Consider the following toy example:
import torch
import torch.nn as nn
torch.random.manual_seed(0)
# Toy model. Two Linear layers & a ReLU
class Model(nn.Module):
def __init__(self):
super(Model, self).__init__()
self.a = nn.Linear(1, 8)
self.act = nn.ReLU()
self.b = nn.Linear(8, 2)
self.quant = torch.ao.quantization.QuantStub()
self.dequant = torch.ao.quantization.DeQuantStub()
def forward(self, x):
x = self.quant(x)
x = self.a(x)
x = self.act(x)
x = self.b(x)
x = self.dequant(x)
return x
# Create original (unprepared model)
m_orig = Model()
print('Original model', m_orig)
# Create prepared model
m_orig.qconfig = torch.ao.quantization.get_default_qat_qconfig()
m = torch.ao.quantization.prepare(m_orig, inplace=False)
print('Prepared', m)
# Convert to quantized model
qm = torch.ao.quantization.convert(m, inplace=False)
In this case, the weight_fake_quant
keys are missing from the state dict.
...
(a): Linear(
in_features=1, out_features=8, bias=True
(activation_post_process): FusedMovingAvgObsFakeQuantize(
fake_quant_enabled=tensor([1]), observer_enabled=tensor([1]), scale=tensor([1.]), zero_point=tensor([0], dtype=torch.int32), dtype=torch.quint8, quant_min=0, quant_max=127, qscheme=torch.per_tensor_affine, reduce_range=True
(activation_post_process): MovingAverageMinMaxObserver(min_val=inf, max_val=-inf)
)
)
...
However, if I replace the prepare()
with prepare_qat()
, then these keys reappear
...
(a): Linear(
in_features=1, out_features=8, bias=True
(weight_fake_quant): FusedMovingAvgObsFakeQuantize(
fake_quant_enabled=tensor([1]), observer_enabled=tensor([1]), scale=tensor([1.]), zero_point=tensor([0], dtype=torch.int32), dtype=torch.qint8, quant_min=-128, quant_max=127, qscheme=torch.per_channel_symmetric, reduce_range=False
(activation_post_process): MovingAveragePerChannelMinMaxObserver(min_val=tensor([]), max_val=tensor([]))
)
(activation_post_process): FusedMovingAvgObsFakeQuantize(
fake_quant_enabled=tensor([1]), observer_enabled=tensor([1]), scale=tensor([1.]), zero_point=tensor([0], dtype=torch.int32), dtype=torch.quint8, quant_min=0, quant_max=127, qscheme=torch.per_tensor_affine, reduce_range=True
(activation_post_process): MovingAverageMinMaxObserver(min_val=inf, max_val=-inf)
)
)
...
This is strange behavior to me.

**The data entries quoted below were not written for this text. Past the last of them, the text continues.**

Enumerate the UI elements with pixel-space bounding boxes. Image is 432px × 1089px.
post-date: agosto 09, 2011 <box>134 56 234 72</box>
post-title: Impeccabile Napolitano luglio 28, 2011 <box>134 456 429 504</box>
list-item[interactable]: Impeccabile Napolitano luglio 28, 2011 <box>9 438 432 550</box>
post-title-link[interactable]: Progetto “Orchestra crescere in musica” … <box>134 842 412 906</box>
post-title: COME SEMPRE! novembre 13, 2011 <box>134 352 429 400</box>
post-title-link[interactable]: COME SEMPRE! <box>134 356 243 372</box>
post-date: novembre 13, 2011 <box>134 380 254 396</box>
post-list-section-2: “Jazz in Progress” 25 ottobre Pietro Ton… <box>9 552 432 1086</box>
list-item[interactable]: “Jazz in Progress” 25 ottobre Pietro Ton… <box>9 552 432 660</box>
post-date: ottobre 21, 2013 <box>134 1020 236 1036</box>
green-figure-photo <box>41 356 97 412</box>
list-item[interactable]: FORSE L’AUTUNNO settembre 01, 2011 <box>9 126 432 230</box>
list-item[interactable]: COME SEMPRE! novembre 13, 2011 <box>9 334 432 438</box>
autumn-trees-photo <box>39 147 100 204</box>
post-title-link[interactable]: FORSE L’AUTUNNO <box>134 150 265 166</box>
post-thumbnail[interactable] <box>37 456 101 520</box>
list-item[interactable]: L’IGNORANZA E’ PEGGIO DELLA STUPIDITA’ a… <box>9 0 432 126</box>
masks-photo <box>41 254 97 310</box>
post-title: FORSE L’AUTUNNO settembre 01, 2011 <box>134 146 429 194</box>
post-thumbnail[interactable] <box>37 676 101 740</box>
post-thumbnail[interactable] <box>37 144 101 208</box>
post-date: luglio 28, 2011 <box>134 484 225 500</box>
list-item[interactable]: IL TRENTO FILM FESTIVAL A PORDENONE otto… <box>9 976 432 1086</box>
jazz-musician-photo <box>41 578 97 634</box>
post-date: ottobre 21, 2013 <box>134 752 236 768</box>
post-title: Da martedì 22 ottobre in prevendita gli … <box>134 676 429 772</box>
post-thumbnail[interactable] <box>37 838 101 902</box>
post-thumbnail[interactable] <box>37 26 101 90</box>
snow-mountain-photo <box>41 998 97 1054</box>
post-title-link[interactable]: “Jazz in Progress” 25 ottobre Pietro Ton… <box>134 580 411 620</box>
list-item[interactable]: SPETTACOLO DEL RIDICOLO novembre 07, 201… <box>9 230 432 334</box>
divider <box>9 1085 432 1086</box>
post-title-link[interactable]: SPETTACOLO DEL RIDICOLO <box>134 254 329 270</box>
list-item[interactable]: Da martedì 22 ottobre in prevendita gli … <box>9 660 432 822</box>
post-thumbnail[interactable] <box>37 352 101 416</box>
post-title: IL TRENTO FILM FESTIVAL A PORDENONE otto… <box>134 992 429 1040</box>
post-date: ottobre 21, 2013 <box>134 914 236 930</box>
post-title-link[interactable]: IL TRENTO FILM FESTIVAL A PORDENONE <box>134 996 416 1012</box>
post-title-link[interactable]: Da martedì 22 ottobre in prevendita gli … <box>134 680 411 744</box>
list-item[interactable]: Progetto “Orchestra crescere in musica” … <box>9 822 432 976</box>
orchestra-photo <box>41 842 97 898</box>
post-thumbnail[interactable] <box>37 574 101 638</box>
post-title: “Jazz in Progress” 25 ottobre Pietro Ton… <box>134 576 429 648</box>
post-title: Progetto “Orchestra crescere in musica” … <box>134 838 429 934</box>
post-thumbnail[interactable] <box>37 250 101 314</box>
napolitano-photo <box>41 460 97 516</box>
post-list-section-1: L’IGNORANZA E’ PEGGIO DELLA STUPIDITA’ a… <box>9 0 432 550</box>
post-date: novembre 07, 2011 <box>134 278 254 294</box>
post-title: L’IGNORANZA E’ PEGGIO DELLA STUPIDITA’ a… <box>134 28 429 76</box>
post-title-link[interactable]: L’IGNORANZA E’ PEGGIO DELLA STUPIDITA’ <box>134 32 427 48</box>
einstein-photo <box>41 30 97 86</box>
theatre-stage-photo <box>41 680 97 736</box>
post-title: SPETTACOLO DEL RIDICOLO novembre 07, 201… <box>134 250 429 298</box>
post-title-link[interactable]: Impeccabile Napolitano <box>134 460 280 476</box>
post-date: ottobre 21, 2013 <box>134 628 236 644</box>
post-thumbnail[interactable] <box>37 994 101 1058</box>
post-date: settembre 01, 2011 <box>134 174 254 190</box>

I would expect both prepare()
and prepare_qat()
to add weight quantization, but this isn’t the case. I guess I’m still trying to understand the differences between these two functions. Why wouldn’t prepare()
also quantize the weights? Which one should I be using if I want to obtain quantized weights?